The engineering team: Denis Savage, Seb Boucher and Martin Paré
USA - Céline Dion recently brought the curtain down on her residency at The Colosseum at Caesars Palace in Las Vegas after more than 1,100 sold-out performances and embarked on a 12-month tour in support of her Courage album.
Solotech has provided sound, lighting, video and rigging - everything except the stage - for the Courage World Tour, including multiple Solid State Logic Live L550 digital mixing consoles, one at front-of-house and two at monitors.

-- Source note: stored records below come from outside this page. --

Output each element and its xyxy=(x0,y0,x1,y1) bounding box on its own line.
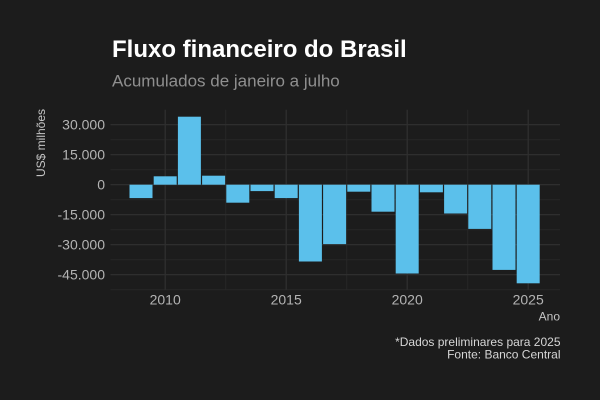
bar-2011 xyxy=(177,116,201,185)
x-tick-label: 2015 xyxy=(271,291,302,307)
bar-2024 xyxy=(492,184,516,270)
bar-2020 xyxy=(395,184,419,274)
x-tick-label: 2025 xyxy=(513,291,544,307)
bar-2025 xyxy=(516,184,540,284)
bar-2017 xyxy=(323,184,347,245)
x-axis-title: Ano xyxy=(539,310,561,324)
x-tick-label: 2010 xyxy=(150,291,181,307)
y-tick-label: -15.000 xyxy=(58,207,106,223)
bar-2023 xyxy=(468,184,492,229)
y-tick-label: -45.000 xyxy=(58,267,106,283)
bar-2016 xyxy=(298,184,322,262)
chart-title: Fluxo financeiro do Brasil xyxy=(112,36,407,63)
y-tick-label: 30.000 xyxy=(62,117,105,133)
caption-line-1: *Dados preliminares para 2025 xyxy=(395,335,561,349)
bar-2021 xyxy=(419,184,443,193)
bar-2014 xyxy=(250,184,274,192)
x-tick-label: 2020 xyxy=(392,291,423,307)
bars-group xyxy=(129,116,540,284)
bar-2019 xyxy=(371,184,395,212)
bar-2018 xyxy=(347,184,371,192)
bar-2013 xyxy=(226,184,250,203)
bar-2012 xyxy=(202,175,226,185)
y-tick-label: 15.000 xyxy=(62,147,105,163)
y-axis-title: US$ milhões xyxy=(34,109,48,177)
bar-2015 xyxy=(274,184,298,199)
bar-2010 xyxy=(153,176,177,185)
y-tick-label: 0 xyxy=(97,177,105,193)
y-tick-label: -30.000 xyxy=(58,237,106,253)
bar-2022 xyxy=(444,184,468,214)
x-axis-tick-labels: 2010 2015 2020 2025 xyxy=(150,291,544,307)
chart-subtitle: Acumulados de janeiro a julho xyxy=(112,71,340,90)
caption-line-2: Fonte: Banco Central xyxy=(447,347,560,361)
bar-2009 xyxy=(129,184,153,199)
y-axis-tick-labels: 30.000 15.000 0 -15.000 -30.000 -45.000 xyxy=(58,117,106,283)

Denis Savage, who has been Dion’s tour manager and FOH engineer for several decades, began using SSL’s Live series desk at Caesars Palace in 2013. But this tour has provided the opportunity to implement some changes that have further enhanced the performance of all three consoles on the production, he says. “Just before Christmas we switched everything to 96 kHz and the difference was incredible. Everything got lighter and smoother and brighter.”
The production also switched band monitor engineer Martin Paré and Jean-Sébastien Boucher, Dion’s engineer, to L550 consoles at the end of last year. “Everybody in the band was very happy about it,” reports Savage. Boucher has been using an early version of L550 software that enables him to control an analogue SSL Sigma Delta summing mixer to eliminate latency in Dion’s in-ear monitor signal chain. That control functionality is now standard in the recent SSL Live V4.10 release.
Francois ‘Frankie’ Desjardins, systems engineer for Savage and Dion for the past 27 years, is also VP of R&D and technological solutions for Solotech. Desjardins’ design for the latest touring rig supports up to 128 lines from the stage. Those inputs pass via DirectOut Technologies Prodigy.MC analogue-to-MADI converters over fibre at 96 kHz to a main router, which feeds a second DirectOut Technologies router.
This second router feeds DirectOut splitters that output to two SSL Blacklight II MADI systems, one for the L550 at FOH and the other for the two desks at the monitor position. A third split allows RF engineer Marc Theriault to monitor the Shure Axient wireless microphone system and other channels. “It looks complex, but it isn’t,” says Desjardins. “We just integrated some redundancy into the design.”
The tour is also carrying a new L-Acoustics speaker system comprising left and right hangs each of 14 K1 over six K2 arrays with side-hangs of 18 K2 modules each. Twelve flown K1-SB subs per side are augmented by 40 KS21 subs, in cardioid configuration, below the deck. Additional K2, Kara, 5XT and X8 speakers handle delays and front fill.
Every show is recorded into Avid Pro Tools systems at FOH and monitors. “We have the possibility to record 128 inputs at 96k,” says Desjardins. The exact number of channels varies, depending on whether Dion is performing the French or English language version of her show, he reports. In addition to Dion, the band includes drums, percussion, bass, two guitars, a keyboard player/band leader, three background singers, a four-piece string section and a three-piece brass section. “There are also some crowd mics,” he says.
Dion’s most recent residency at the Colosseum, simply entitled Celine, spanned nine years. “So the legacy of the Caesar’s show is in this console for touring,” says Desjardins. “Of course, we had to adapt to the new environment, but what is great about the SSL is that you are able to add or remove channels and change configurations without losing anything.”